Accordingly, if a group company is engaged to lobby on behalf of a non wholly owned company, the employees who lobby on its behalf are regarded as lobbying on behalf of a third party. In these circumstances:
- the company that employs the relevant staff should be registered as a lobbyist;
- the relevant staff of that company should be registered as employees who undertake lobbying activities;
- and the non wholly owned company should be listed as a client.
The non-wholly owned company should be identified as a client when lobbying activities are undertaken on its behalf, and removed from the list of clients no later than three months after the lobbying activities have concluded.
John Faulkner told the Senate yesterday that David Epstein has voluntarily offered not to lobby on Qantas’s behalf for twelve months on any issue he had official dealings with — the same requirement as would apply if he were a third-party lobbyist under the code of conduct. Fair enough.
However, if the Frequent Flyer sale goes ahead, Epstein would be banned outright from lobbying in relation to Frequent Flyer issues. And after 12 months, he’ll have to go on the Lobbyist Register. And what are Frequent Flyer issues anyway? Surely they couldn’t be separated from general aviation issues.
This little scenario would be widespread across large companies — and in the media sector, in particular, where cross-ownership of companies abounds and the big TV networks are owned by private equity.
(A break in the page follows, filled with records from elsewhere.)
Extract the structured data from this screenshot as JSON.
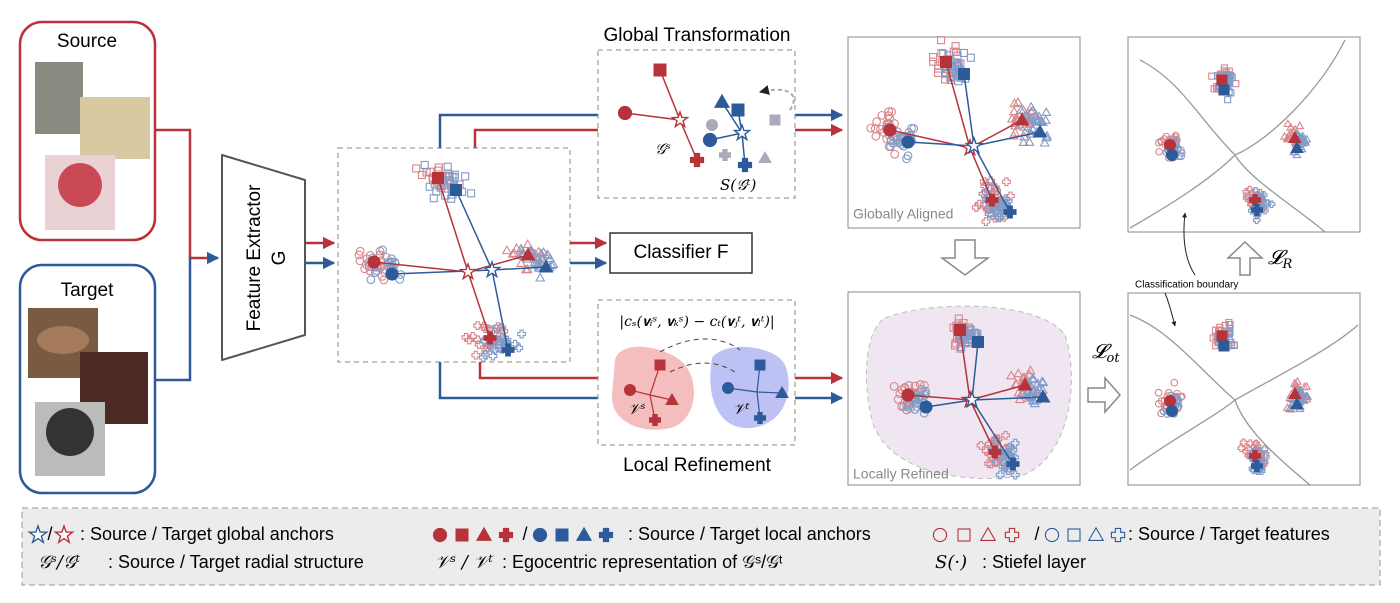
{
  "inputs": {
    "source": "Source",
    "target": "Target"
  },
  "feature_extractor": {
    "line1": "Feature Extractor",
    "line2": "G"
  },
  "global_transformation": {
    "title": "Global Transformation",
    "source_structure": "𝒢ˢ",
    "target_structure": "S(𝒢ᵗ)"
  },
  "classifier": "Classifier F",
  "local_refinement": {
    "title": "Local Refinement",
    "formula": "|cₛ(𝐯ᵢˢ, 𝐯ₖˢ) − cₜ(𝐯ⱼᵗ, 𝐯ₗᵗ)|",
    "source_rep": "𝒱ˢ",
    "target_rep": "𝒱ᵗ"
  },
  "panels": {
    "globally_aligned": "Globally Aligned",
    "locally_refined": "Locally Refined"
  },
  "losses": {
    "ot": {
      "symbol": "𝓛",
      "subscript": "ot"
    },
    "r": {
      "symbol": "𝓛",
      "subscript": "R"
    }
  },
  "annotations": {
    "classification_boundary": "Classification boundary"
  },
  "legend": {
    "separator": "/",
    "items": [
      {
        "text": ": Source / Target global anchors"
      },
      {
        "text": ": Source / Target local anchors"
      },
      {
        "text": ": Source / Target features"
      },
      {
        "key": "𝒢ˢ/𝒢ᵗ",
        "text": ": Source / Target radial structure"
      },
      {
        "key": "𝒱ˢ / 𝒱ᵗ",
        "text": ": Egocentric representation of 𝒢ˢ/𝒢ᵗ"
      },
      {
        "key": "S(·)",
        "text": ": Stiefel layer"
      }
    ]
  }
}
No one from CVC, for example, could lobby on behalf of the Nine Network unless they were registered as a lobbyist or were also an employee or director of Nine.
There’s a good chance plenty of in-house lobbyists aren’t aware of this and have been discussing companies under their corporate brand with Ministers and officials, unaware that the part-ownership of those companies means they’re breaching the code.
Ministers and their officials wouldn’t be aware of the breach because few of them are aware of the full ownership structures of the companies who lobby them. In my days as a bureaucrat, I tried to ascertain the ownership structures of companies whenever they sent representatives or executives to meet the Minister. But it could be hard work, and wasn’t always possible.
A diligent, intelligent Opposition might find this a useful avenue to explore via Senate Estimates or Questions on Notice. There are likely to have been multiple breaches of the lobbyist code already. They would be inadvertent, and the fault of lobbyists rather than Ministers, but they’d be breaches nonetheless.